Segue: E se beberem algum veneno mortífero, nada sofrerão. Comentário da Glossa: Quando ouvem as sugestões pestilentas, mas não as transformam em obras, isso não lhes faz mal, ainda que bebam algo de mortífero. Diz Isaías: Não beberão vinho cantando árias. A bebida será amarga para os que a beberem (Is 24,9). Por isso, não lhes fará mal. Não bebe o vinho da sugestão diabólica cantando árias quem não consente nela, antes a rejeita, se dói e lamenta. Por isso a própria bebida, a sugestão diabólica, é amarga para os que a bebem para os que a ouvem e a sofrem. Ao contrário, Joel: Despertai, ó ébrios, e chorai e uivai todos os que pondes as delícias em beber, porque ele foi tirado da vossa boca (Joel 1,5). Assim é a letra, porque as delícias do vinho depressa desaparecem da boca, desde que passa a garganta. Brevíssima demora da doçura quantos males gera aquele que bebe o vinho da sugestão diabólica, consentindo em espírito e em obras! Diz-se aos ébrios com tal vinho: Despertai, recordando o vosso pecado, chorai, arrependendo-vos de coração, uivai, confessando-vos. Portanto, todo o que possuir em si aqueles quatro sinais dos quais falamos, poderá fazer bem o quinto: Imporão as mãos sobre os doentes, e estes ficarão curados.

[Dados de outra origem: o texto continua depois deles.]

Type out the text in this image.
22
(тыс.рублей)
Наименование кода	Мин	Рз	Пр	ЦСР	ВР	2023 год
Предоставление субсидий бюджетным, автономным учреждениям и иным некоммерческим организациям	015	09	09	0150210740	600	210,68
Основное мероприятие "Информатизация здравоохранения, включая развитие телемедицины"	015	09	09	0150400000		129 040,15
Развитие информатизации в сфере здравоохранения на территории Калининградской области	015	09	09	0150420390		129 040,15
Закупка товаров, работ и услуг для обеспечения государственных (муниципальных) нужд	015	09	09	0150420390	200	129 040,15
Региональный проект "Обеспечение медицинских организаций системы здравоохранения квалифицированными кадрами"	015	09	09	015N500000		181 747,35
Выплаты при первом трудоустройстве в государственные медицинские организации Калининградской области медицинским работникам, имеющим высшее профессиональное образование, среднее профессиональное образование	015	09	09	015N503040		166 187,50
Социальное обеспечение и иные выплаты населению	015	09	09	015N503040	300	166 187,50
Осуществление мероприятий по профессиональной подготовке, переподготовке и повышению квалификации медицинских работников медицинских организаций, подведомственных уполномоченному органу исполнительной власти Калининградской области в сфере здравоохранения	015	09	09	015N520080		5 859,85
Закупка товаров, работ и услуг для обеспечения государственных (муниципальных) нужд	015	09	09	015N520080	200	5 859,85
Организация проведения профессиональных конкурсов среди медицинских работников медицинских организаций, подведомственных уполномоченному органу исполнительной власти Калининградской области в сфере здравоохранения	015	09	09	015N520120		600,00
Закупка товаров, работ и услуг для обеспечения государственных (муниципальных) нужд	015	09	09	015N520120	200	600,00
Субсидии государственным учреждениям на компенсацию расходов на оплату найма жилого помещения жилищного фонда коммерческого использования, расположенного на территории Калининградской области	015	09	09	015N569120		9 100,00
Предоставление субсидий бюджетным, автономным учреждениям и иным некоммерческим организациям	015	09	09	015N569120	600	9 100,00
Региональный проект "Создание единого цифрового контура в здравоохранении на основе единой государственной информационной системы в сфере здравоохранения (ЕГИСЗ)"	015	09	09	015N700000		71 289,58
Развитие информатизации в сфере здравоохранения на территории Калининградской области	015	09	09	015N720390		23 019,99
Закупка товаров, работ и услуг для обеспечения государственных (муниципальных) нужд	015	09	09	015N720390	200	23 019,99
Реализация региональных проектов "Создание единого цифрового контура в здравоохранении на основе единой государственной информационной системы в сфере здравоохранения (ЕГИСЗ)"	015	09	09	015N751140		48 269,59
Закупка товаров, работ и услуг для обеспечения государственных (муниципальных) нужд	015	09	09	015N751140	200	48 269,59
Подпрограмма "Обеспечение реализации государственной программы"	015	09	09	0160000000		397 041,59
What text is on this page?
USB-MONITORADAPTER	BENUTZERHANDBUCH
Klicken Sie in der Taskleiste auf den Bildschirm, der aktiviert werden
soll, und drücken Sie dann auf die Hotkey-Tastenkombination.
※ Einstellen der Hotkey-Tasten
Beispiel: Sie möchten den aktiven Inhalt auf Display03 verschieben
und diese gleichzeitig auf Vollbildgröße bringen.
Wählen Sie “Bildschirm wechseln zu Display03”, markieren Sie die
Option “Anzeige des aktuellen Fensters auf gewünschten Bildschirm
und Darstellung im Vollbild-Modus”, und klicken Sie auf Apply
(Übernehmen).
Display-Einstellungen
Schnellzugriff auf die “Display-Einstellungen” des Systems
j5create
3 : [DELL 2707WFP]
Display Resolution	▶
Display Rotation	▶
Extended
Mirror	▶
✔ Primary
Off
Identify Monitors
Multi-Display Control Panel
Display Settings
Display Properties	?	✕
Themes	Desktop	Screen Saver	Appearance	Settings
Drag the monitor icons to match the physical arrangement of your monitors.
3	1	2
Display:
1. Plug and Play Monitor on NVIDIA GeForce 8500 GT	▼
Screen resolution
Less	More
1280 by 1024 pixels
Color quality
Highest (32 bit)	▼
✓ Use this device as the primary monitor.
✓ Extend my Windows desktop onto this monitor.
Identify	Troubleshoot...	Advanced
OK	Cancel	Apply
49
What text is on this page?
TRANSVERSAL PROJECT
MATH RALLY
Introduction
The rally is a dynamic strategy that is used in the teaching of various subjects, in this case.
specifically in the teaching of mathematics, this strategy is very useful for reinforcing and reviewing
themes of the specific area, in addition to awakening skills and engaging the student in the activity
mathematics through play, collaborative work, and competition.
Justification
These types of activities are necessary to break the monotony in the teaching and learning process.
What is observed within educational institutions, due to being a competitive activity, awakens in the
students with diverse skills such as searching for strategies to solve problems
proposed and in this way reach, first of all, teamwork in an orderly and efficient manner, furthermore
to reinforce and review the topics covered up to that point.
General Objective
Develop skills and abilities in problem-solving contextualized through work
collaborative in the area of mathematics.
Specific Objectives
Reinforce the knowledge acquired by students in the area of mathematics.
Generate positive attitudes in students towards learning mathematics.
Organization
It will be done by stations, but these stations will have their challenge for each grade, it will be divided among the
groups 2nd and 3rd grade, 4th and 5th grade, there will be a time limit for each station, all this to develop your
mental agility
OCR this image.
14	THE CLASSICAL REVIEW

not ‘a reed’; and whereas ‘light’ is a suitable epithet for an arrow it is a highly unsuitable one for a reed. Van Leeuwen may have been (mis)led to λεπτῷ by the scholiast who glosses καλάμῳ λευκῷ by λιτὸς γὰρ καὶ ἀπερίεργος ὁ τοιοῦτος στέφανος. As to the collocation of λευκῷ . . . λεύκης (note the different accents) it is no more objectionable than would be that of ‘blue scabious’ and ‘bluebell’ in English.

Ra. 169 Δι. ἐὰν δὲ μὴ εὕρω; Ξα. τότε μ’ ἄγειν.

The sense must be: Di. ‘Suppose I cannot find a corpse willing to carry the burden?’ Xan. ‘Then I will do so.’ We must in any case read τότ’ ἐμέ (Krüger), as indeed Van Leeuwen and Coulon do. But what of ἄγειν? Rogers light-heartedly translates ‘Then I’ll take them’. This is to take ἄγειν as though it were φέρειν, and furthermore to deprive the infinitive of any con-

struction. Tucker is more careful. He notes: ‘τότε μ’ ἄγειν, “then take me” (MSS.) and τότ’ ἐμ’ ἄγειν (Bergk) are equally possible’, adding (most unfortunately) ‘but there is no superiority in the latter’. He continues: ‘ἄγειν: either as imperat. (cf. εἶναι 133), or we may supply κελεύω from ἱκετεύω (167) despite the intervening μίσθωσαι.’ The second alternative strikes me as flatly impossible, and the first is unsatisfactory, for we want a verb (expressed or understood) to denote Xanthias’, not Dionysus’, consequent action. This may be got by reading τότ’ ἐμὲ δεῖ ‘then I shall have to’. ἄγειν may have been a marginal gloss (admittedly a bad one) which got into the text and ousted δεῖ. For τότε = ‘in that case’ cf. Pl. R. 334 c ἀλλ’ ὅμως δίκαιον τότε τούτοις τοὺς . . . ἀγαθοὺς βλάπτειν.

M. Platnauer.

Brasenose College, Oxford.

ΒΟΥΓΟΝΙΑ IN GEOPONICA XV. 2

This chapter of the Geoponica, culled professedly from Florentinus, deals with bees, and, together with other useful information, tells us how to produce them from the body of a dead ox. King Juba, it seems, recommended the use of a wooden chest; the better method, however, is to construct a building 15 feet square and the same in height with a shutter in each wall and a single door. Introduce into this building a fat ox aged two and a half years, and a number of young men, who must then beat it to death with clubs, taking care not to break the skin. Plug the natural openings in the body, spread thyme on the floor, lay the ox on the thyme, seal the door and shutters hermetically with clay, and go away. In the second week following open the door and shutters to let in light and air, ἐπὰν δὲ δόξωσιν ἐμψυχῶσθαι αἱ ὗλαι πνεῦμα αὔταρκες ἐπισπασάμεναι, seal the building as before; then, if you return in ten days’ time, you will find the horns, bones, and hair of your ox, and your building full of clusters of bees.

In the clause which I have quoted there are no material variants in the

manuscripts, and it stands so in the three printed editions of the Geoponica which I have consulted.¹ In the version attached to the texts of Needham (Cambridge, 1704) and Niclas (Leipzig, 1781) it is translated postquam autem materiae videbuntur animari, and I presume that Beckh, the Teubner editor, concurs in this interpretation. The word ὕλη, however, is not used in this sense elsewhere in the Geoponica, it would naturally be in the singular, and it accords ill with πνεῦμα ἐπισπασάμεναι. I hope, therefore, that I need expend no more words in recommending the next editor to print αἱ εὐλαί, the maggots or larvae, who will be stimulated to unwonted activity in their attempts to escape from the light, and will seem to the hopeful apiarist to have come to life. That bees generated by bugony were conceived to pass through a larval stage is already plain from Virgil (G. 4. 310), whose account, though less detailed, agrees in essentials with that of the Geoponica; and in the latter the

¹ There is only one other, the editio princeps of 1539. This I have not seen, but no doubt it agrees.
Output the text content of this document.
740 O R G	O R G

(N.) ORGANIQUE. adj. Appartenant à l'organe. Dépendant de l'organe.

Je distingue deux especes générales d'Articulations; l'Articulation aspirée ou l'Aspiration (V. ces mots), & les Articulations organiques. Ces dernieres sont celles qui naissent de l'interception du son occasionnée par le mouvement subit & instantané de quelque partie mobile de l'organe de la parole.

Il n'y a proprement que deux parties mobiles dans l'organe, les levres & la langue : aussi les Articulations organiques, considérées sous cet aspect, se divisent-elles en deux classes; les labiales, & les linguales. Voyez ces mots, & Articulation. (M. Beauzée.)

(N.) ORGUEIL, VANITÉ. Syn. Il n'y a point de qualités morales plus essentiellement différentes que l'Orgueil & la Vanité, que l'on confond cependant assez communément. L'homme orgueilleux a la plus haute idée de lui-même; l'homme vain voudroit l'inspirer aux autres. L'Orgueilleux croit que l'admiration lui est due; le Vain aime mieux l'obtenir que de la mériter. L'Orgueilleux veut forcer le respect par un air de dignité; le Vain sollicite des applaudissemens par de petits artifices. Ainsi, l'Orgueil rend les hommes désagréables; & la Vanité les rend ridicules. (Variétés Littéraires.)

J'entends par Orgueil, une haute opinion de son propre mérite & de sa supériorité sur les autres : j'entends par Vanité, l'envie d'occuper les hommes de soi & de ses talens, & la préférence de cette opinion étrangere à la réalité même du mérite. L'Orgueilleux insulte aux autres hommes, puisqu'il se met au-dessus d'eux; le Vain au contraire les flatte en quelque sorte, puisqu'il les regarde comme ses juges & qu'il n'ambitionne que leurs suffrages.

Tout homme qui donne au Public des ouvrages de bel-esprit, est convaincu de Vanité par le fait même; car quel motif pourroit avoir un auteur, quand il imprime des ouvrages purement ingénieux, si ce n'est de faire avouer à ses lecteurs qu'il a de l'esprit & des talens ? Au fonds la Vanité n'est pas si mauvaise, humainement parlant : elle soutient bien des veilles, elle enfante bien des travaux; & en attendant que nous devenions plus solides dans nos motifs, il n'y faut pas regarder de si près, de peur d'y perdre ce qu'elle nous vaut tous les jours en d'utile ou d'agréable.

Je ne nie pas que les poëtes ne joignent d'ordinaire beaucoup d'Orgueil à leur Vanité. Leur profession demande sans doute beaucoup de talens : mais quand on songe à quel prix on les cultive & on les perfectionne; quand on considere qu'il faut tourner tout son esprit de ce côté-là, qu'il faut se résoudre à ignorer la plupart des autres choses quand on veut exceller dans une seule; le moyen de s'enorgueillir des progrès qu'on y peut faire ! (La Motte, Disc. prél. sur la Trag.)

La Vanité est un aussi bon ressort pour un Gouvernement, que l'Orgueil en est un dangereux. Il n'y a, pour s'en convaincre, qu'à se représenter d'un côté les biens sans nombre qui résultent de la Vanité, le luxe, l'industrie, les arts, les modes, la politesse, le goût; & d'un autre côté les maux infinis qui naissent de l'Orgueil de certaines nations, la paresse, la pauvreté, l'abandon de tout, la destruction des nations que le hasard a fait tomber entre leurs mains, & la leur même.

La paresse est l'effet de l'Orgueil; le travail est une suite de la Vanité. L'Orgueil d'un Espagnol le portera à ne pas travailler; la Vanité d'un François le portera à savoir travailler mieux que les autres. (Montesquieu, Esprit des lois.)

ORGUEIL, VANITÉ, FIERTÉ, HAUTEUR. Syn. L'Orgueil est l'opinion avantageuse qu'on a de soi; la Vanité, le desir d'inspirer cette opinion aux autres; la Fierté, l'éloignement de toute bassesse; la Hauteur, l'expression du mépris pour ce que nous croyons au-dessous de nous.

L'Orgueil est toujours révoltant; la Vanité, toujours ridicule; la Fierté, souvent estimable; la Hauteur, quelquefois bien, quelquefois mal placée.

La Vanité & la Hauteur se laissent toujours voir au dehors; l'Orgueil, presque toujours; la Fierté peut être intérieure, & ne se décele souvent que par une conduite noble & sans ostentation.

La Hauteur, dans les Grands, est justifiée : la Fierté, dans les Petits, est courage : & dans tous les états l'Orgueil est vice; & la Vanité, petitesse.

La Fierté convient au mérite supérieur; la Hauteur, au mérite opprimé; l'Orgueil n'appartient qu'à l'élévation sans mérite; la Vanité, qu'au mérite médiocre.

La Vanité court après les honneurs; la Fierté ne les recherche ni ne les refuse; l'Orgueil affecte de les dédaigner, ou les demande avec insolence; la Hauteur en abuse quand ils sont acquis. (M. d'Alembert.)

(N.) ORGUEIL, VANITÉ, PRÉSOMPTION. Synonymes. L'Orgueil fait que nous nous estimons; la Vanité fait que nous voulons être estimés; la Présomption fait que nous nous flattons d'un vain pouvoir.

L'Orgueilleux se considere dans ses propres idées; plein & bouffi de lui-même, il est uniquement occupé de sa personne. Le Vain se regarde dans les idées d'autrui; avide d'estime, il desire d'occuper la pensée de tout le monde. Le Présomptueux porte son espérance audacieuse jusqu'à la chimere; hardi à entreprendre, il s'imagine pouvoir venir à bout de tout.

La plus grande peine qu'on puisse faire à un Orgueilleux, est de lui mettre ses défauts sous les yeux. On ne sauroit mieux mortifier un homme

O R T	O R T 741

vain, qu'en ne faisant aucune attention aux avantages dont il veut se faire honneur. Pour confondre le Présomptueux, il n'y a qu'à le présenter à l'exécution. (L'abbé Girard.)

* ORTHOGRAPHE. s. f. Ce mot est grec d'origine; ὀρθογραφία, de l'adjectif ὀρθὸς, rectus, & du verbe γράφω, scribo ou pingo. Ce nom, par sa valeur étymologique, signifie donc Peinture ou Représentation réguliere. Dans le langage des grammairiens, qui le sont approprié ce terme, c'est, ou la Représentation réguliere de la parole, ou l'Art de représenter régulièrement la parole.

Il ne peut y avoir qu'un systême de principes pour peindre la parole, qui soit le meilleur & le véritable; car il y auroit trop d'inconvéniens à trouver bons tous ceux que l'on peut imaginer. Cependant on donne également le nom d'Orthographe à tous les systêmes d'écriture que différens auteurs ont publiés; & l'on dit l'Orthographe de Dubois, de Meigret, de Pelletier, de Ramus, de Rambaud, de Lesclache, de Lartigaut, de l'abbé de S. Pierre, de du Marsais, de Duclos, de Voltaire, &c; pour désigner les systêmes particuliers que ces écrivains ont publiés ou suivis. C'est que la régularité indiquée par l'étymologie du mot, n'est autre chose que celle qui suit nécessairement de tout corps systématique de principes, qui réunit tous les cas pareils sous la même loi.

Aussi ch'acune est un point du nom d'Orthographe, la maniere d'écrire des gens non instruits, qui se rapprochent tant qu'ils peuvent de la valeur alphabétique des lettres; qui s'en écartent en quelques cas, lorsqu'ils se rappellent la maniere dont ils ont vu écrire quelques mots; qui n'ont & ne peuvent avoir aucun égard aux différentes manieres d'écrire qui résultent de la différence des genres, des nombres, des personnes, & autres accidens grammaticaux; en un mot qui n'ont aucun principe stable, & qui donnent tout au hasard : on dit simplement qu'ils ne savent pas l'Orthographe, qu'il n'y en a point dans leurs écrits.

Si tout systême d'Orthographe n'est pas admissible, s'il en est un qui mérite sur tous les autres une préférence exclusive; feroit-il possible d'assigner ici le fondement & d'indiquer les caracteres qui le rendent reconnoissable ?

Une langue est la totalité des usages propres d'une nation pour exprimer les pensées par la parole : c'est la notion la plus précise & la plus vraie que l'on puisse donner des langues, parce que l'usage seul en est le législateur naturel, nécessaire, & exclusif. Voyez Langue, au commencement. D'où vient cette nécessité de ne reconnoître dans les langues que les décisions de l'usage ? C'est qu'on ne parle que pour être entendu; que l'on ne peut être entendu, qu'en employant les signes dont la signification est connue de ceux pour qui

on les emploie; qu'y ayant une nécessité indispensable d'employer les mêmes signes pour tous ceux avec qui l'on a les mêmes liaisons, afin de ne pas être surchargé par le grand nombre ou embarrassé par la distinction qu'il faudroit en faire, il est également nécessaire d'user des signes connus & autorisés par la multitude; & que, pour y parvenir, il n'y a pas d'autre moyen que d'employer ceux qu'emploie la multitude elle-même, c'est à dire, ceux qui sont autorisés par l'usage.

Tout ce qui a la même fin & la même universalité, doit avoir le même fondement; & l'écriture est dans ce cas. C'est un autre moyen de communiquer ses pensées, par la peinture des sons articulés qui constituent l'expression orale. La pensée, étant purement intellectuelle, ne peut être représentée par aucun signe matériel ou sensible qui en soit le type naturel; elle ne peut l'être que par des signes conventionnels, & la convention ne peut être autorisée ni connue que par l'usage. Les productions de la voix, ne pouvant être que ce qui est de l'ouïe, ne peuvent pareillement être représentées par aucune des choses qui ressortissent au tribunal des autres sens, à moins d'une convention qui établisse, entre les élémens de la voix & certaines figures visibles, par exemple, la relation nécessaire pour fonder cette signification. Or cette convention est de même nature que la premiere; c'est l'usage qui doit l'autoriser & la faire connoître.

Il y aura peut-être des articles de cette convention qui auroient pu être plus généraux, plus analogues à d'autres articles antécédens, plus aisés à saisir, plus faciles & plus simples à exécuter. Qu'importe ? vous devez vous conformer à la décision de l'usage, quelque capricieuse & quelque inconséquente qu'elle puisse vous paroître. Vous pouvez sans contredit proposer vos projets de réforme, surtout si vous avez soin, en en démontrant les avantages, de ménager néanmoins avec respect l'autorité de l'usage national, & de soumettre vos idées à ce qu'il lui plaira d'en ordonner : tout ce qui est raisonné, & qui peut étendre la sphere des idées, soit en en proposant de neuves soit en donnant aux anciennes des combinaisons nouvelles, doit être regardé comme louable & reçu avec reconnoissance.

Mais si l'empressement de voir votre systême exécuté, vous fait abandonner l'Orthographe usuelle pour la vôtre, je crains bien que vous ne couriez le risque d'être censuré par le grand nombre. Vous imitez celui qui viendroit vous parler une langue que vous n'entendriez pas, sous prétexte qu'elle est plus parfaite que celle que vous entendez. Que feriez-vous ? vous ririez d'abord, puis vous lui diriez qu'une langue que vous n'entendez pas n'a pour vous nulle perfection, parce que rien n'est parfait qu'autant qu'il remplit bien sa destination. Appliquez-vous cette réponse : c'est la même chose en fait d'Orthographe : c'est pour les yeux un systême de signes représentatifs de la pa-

Chama-se doente, por precisar de remédio ou medicamento. Doente é o pecador, que precisa muito de medicamento, do exemplo de boas obras. Põe as mãos sobre ele para o curar, para voltar à penitência, aquele que o conforta não só com a palavra da pregação, mas também com o exemplo da obra santa. Amém.
Santo Antônio de Lisboa, Obras Completas, Lello & Irmão – Editores, Porto, vol. II, pp. 925-929.